Com o veto ao início das prospecções de petróleo na costa do Amapá, a ministra do Meio Ambiente, Marina Silva, deixou Lula fora da sua zona de conforto.
Agora, ele terá de se expor em definições sobre a política ambiental, a prioridade aos combustíveis fósseis e a transição da Petrobras de empresa petroleira para produtora de energia.
Não há escolha fácil nesse cardápio político. Todas as opções têm elevado custo, com consequências para o futuro do país e impacto econômico muito além do seu mandato até 2026.
Lula pode adiar decisões, mas não por muito mais tempo. Delas depende, por exemplo, o rumo da Petrobras, que separou 3 bilhões de dólares (equivalentes a 15 bilhões de reais) para investir em pesquisas na costa do Amapá nos próximos dois anos.
Esse cronograma de despesas em pesquisas reflete a ansiedade da Petrobras na busca de um novo pré-sal.
Lula já governou sonhando com a riqueza do pré-sal na costa atlântica entre Espírito Santo e São Paulo. “É o nosso passaporte para o futuro”, repetiu durante todo o segundo mandato (2006-2010). Mas o tempo de validade do pré-sal para novas descobertas está se encerrando muito antes do imaginado na Petrobras e nas petroleiras estrangeiras.
Na área do Sudeste, a perspectiva é de declínio da produção a partir de meados da próxima década. Uma evidência está nos resultados de produção do campo de Tupi, o maior do país em exploração de óleo e gás: a concessionária Galp, de Portugal, constatou queda de 10,3% no ano passado em relação a 2020.
Durante uma década, a Petrobras não se interessou pela Bacia da Foz do Amazonas, entre o Amapá e o Pará. A área só virou prioritária no final de 2019, quando foram confirmadas descobertas de grandes depósitos de óleo na Guiana e no Suriname.
Não há certeza sobre a extensão da ocorrência de petróleo — se está restrita ao trecho Guiana-Suriname ou se é um bloco com extensão à margem equatorial brasileira, do Amapá até o Rio Grande do Norte.
Desde dezembro a Petrobras gasta cerca de 1 milhão de dólares por dia (5 milhões de reais a cada 24 horas) com embarcações, pessoal e equipamentos de prospecção estacionados na costa do Amapá.
É uma forma de pressão pela liberação da licença ambiental, agora negada pela equipe técnica do Ministério do Meio Ambiente.

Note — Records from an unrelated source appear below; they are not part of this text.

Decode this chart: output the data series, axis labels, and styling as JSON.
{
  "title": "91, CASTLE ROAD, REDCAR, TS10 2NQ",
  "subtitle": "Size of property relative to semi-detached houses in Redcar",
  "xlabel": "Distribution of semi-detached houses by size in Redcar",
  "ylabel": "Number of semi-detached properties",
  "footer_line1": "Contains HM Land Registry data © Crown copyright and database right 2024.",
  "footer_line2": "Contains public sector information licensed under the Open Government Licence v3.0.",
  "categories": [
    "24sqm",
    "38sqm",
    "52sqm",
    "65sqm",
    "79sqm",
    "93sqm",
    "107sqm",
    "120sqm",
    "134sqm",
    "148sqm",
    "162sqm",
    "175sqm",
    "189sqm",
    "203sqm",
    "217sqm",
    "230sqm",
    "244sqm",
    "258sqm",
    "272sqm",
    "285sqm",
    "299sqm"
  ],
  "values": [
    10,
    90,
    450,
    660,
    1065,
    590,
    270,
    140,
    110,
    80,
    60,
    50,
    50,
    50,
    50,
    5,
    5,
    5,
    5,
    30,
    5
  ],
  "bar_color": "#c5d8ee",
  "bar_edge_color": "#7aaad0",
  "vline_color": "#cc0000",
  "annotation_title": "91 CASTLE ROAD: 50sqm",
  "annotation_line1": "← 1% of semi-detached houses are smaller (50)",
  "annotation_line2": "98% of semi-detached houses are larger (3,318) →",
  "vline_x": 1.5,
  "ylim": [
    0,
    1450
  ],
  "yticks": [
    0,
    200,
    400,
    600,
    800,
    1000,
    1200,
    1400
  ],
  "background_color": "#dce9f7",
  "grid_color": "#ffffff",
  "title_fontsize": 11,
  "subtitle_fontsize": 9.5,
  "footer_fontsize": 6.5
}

Deverá continuar tentando.
Caso consiga vencer a batalha do licenciamento e confirmar a existência de depósitos de óleo economicamente viáveis na costa do Amapá, a Petrobras ainda vai precisar de uma dezena de anos para começar a exploração.
No curto prazo, Lula terá de administrar um relevante conflito dentro do governo: com o veto, Marina Silva entrou em confronto com o presidente da Petrobras, Jean-Paul Prates, e o ministro das Minas e Energia, Alexandre Silveira.
Há indícios de que, com o discreto aval de Lula, deflagrou-se um cerco político à ministra do Meio Ambiente, amparada quase exclusivamente por organizações ambientalistas.
Parlamentares e governadores de Estados potencialmente beneficiários, como Pará, Amazonas e Maranhão, organizam a defesa pública das operações da Petrobras na bacia da Foz do Amazonas.
Entre eles está Randolfe Rodrigues, senador do Amapá, líder do governo no Congresso e integrante da corrente que derrotou Marina no comando do partido Rede Sustentabilidade, criado por ela. Nesta quarta-feira (18), o senador decidiu deixar a Rede “em caráter irrevogável”. Foi a primeira baixa nesse conflito.